In de begripsbepalingen
worden de definitie gegeven van begrippen die in de voorschriften worden
gebruikt, zodat geen misverstanden kunnen ontstaan over wat onder de
gehanteerde begrippen wordt verstaan. In Delft worden onder dit
voorschrift, mede op
verzoek van bouwtoezicht, een
groot aantal begrippen omschreven, zoals bouwlaag, bedrijfswoning, bijgebouwpeil,
wegmeubilair..
In het tweede artikel wordt
voorgeschreven hoe bepaalde maten gemeten dienen te worden bij het bepalen van
lengten, hoogtes, diepten, oppervlakten en dergelijke van bouwwerken of elementen
daarvan.
In bestemmingsplannen voor
bestaand stedelijk gebied wordt in het derde artikel de WOONDOELEINDEN omschreven. Bijzonder voor de Delftse
bestemmingsplannen is het ruime gebruik dat binnen deze bestemming is
toegestaan voor andere activiteiten dan wonen. 30 % van het totale oppervlak
(van tot woondoeleinden bestemd perceel) mag gebruikt worden voor andere
activiteiten zolang de woonfunctie overwegend blijft gehandhaafd. Dit relatief hoge percentage is ingegeven door
de bestuurlijke wens om
werkenbedrijvigheid aan huis te stimuleren.

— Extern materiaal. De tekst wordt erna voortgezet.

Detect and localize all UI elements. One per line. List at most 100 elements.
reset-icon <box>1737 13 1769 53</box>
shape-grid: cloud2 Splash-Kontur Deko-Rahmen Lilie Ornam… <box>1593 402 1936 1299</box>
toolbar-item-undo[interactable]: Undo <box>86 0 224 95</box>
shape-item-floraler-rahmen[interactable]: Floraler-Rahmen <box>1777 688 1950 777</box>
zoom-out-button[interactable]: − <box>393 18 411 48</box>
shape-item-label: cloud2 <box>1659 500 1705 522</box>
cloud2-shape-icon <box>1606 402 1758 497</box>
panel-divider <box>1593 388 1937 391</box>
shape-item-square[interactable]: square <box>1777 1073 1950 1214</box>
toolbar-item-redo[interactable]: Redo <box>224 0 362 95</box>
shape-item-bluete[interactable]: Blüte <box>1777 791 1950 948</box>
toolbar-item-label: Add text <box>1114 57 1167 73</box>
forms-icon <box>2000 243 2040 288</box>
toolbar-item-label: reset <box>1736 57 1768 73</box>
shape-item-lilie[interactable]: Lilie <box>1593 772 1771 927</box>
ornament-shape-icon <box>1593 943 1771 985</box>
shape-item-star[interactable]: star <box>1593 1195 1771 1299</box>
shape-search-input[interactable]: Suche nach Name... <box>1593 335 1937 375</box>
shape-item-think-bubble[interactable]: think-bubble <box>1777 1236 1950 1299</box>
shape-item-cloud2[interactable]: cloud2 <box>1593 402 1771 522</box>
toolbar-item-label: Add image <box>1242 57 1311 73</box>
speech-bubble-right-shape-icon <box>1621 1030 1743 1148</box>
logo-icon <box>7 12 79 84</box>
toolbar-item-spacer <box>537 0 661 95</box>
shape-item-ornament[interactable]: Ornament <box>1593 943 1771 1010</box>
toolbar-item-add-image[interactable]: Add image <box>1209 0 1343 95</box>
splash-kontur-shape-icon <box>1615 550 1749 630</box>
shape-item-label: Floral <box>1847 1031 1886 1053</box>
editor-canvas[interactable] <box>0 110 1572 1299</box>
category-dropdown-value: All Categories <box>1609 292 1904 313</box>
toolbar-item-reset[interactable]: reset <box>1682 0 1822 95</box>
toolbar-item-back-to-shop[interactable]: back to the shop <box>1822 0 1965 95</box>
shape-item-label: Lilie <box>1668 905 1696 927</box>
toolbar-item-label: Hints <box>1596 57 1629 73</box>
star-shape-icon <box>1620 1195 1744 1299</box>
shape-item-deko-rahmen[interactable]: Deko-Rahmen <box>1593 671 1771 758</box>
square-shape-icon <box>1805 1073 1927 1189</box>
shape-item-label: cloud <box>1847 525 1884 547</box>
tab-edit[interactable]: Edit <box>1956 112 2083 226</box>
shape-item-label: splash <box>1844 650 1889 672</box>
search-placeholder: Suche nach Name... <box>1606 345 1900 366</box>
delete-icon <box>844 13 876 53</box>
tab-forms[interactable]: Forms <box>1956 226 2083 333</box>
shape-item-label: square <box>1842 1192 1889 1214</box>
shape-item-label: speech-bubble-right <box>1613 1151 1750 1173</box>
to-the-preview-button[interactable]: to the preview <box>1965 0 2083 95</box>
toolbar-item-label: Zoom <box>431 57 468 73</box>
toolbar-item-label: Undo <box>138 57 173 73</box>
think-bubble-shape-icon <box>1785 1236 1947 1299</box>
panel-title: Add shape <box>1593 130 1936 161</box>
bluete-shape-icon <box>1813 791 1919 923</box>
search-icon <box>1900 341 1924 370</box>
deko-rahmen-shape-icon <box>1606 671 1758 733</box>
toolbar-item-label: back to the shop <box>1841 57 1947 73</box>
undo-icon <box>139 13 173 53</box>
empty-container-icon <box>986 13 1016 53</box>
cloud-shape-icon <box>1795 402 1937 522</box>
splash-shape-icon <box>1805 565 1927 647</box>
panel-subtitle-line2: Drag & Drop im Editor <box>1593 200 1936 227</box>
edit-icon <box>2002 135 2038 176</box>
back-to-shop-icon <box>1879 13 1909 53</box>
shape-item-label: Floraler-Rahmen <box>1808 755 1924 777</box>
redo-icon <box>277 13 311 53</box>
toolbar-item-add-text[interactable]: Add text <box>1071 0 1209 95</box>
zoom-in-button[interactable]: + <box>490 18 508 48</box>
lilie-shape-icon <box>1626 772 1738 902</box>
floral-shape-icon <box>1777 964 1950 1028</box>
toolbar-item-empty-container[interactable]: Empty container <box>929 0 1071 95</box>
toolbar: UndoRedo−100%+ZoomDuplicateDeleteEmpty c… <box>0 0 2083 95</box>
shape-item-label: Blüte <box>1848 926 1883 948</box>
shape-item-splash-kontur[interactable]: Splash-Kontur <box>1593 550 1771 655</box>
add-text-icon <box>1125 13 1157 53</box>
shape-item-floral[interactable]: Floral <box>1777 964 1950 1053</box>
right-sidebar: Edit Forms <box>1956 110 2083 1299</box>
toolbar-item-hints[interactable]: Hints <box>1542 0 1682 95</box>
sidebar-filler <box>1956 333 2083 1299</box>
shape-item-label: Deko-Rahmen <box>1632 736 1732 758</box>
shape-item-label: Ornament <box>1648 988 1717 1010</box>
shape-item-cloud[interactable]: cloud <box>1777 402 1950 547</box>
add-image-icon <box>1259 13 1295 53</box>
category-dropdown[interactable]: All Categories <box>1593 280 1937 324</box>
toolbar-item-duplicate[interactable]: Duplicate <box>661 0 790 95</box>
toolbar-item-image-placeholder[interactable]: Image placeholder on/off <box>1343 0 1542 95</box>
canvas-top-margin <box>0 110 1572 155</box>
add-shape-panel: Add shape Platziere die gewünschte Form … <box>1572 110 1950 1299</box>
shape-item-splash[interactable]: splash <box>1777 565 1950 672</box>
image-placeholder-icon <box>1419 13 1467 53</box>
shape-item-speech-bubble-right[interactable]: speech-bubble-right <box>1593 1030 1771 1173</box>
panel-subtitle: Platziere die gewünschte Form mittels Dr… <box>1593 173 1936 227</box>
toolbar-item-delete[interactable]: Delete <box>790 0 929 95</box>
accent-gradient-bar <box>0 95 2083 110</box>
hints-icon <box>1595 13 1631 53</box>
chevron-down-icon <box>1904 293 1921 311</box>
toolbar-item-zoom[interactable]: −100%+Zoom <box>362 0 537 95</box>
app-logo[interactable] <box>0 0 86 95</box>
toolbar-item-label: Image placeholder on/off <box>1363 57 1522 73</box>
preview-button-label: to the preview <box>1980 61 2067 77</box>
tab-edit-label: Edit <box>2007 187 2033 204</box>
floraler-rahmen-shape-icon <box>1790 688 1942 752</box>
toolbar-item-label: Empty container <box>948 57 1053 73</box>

De andere activiteiten die worden toegestaan zijn de aan huis gebonden beroepen
en kleinschalige bedrijfsactiviteiten waaronder kantoren en praktijkruimten. De
activiteiten moeten (uit
oogpunt van milieubelasting) passen binnen de zogenoemde categorie 1
activiteiten uit de Lijst van bedrijfstypen (deze lijst maakt deel uit van de
voorschriften). Met vrijstelling zijn activiteiten toegestaan die passen binnen
categorie 2 onder voorwaarden dat de milieubelastingoverlast
vergelijkbaar is met een categorie 1 activiteit. Andere activiteiten dan wonen
zijn alleen toegestaan als in voldoende parkeergelegenheid wordt voorzien. Ook
mogen de bedrijfsmatige activiteiten geen nadelige invloed hebben op de afwikkeling
van het verkeer ter plaatse en niet gepaard gaan met horeca en detailhandel.
In de
bebouwingsvoorschriften is
opgenomen dat dakkapellen maximaal één derde deel van het totale
oppervlakte van het dakvlak mogen bestrijken en uitsluitend zijn toegestaan aan
de achterzijde van de woning (met vrijstelling ook in zij- en voorgeveldakvlak:
zie onderstaand). Op de plankaart wordt de maximale goothoogte van gebouwen
aangegeven. Boven die goothoogte zijn kappen toegestaan met een maximale
nokhoogte van vier meter boven de goothoogte en met schuine vlakken waarvan de
helling maximaal 55 º mag bedragen. Eén en ander wordt in de voorschriften
duidelijk gemaakt met een tekening. Opbouwen of dakterrassen die passen binnen
het denkbeeldig kapprofiel zijn eveneens toegestaan. Zo kan binnen dat
kapprofiel bijvoorbeeld een kubus op een gebouw worden geplaatst. Het is aan de
beoordeling van de welstandscommissie of de vormgeving past binnen de omgeving.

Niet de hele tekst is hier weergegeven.